Question

Two uniform solid cylinders, each rotating about its central (longitudinal) axis, have the same mass of 3.44 kg and rotate with the same angular speed of 430 rad/s, but they differ in radius. What is the rotational kinetic energy of (a) the smaller cylinder, of radius 0.356 m, and (b) the larger cylinder, of radius 0.775 m?

Answer 1

Answer:

(a) 20,154.1 J

(b) 95,223.5 J

Explanation:

The expression for the moment of inertia for the uniform solid cylinder is as follows;

$I= \frac{1}{2}mr^{2}$

Here, I is the moment of inertia, r is the radius and m is the mass of the object.

The expression for the rotational kinetic energy is as follows;

$K= \frac{1}{2}I\omega ^{2}$

Here, K is the rotational kinetic energy and $\omega$ is the angular velocity.

(a)

Calculate the moment of inertia of the smaller solid cylinder.

$I= \frac{1}{2}mr^{2}$

Put m= 3.44 kg and r= 0.356 m.

$I= \frac{1}{2}(3.44)(0.356)^{2}$

$I= 0.218 kg m^{2}$

Calculate the rotational kinetic energy of the smaller cylinder.

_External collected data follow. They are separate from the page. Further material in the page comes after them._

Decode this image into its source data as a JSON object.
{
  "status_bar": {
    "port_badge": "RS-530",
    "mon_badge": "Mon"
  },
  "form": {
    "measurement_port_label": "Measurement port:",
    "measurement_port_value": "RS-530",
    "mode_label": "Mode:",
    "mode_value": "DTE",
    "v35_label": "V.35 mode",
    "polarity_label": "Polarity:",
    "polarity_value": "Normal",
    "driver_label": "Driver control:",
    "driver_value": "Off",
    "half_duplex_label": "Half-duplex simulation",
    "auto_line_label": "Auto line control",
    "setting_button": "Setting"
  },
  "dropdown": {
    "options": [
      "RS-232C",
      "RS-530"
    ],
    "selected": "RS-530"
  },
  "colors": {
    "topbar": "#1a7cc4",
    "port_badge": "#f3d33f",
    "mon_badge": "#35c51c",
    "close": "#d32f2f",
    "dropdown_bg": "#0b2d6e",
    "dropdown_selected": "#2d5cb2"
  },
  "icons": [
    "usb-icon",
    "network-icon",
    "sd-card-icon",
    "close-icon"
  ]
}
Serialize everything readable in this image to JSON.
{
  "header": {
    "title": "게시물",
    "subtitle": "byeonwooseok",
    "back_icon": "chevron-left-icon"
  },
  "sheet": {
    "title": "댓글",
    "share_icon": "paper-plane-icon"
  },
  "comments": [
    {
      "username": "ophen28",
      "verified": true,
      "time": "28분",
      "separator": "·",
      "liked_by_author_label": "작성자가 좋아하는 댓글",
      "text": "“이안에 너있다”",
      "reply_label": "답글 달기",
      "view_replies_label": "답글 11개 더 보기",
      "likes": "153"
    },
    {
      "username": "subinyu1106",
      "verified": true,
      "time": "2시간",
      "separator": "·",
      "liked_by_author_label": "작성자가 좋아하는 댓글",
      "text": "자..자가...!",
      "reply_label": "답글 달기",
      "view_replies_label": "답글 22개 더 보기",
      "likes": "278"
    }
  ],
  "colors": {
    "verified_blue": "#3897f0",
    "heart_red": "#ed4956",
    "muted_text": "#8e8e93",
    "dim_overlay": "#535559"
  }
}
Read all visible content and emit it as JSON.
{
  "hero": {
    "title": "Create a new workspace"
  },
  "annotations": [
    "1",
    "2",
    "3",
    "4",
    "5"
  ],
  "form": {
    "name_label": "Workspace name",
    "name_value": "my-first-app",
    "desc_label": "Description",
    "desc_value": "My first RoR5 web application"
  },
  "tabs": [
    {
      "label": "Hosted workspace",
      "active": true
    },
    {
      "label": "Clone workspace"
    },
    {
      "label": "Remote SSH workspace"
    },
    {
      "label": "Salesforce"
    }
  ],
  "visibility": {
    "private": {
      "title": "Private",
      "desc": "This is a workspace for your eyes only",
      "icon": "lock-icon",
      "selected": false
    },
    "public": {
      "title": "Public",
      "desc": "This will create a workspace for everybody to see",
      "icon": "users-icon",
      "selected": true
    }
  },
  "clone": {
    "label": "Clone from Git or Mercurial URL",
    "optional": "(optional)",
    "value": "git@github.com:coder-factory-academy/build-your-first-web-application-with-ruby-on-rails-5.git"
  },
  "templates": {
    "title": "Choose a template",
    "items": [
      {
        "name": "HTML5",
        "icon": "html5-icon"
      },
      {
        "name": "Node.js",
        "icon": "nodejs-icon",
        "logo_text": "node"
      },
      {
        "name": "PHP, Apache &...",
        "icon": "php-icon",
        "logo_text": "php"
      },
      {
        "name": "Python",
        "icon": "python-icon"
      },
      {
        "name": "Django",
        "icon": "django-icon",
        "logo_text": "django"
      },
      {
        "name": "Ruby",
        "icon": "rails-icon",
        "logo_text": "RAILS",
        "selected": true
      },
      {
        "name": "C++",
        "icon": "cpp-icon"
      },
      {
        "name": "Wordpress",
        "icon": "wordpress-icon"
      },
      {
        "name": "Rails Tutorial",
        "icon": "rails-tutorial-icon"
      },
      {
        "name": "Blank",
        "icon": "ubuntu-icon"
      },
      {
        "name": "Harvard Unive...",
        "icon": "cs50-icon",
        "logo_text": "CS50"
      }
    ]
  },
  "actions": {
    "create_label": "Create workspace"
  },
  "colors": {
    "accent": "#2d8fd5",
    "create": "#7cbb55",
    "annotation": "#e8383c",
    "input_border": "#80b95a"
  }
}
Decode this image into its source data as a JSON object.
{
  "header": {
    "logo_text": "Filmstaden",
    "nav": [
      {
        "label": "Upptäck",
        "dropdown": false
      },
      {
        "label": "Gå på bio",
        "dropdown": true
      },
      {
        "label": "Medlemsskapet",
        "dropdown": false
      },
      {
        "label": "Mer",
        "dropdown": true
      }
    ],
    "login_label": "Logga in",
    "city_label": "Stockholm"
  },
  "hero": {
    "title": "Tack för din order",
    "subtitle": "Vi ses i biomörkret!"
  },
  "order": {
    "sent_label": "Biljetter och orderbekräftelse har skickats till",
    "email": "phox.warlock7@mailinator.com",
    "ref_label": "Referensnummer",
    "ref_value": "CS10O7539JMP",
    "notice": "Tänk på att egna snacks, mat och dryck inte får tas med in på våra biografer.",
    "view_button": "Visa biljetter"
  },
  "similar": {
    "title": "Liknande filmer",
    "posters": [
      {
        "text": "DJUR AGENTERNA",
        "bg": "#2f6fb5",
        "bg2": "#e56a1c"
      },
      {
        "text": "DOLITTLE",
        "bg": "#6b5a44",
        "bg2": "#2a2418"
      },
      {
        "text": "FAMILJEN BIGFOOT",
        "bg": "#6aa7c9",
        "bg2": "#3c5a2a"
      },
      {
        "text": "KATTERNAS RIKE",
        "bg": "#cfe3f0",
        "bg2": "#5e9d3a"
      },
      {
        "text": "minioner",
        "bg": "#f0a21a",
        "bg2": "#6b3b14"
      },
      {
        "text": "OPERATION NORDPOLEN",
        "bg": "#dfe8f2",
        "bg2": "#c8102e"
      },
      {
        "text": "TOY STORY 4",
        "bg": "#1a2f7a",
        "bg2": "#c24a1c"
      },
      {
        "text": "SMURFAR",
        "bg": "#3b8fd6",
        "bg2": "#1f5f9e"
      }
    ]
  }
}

$K= \frac{1}{2}I\omega ^{2}$

Put $I= 0.218 kg m^{2}$ and $\omega = 430 rads^{-1}$.

$K= \frac{1}{2}(0.218)(430) ^{2}$

K= 20,154.1 J

Therefore, the rotational kinetic energy for the smaller cylinder is 20,154.1 J.

(b)

Calculate the moment of inertia of the larger solid cylinder.

$I= \frac{1}{2}mr^{2}$

Put m= 3.44 kg and r= 0.775 m.

$I= \frac{1}{2}(3.44)(0.775)^{2}$

$I= 1.03 kg m^{2}$

Calculate the rotational kinetic energy of the smaller cylinder.

$K= \frac{1}{2}I\omega ^{2}$

Put $I= 1.03 kg m^{2}$ and $\omega = 430 rads^{-1}$.

$K= \frac{1}{2}(1.03)(430) ^{2}$

K= 95,223.5 J

Therefore, the rotational kinetic energy for the larger cylinder is 95,223.5 J.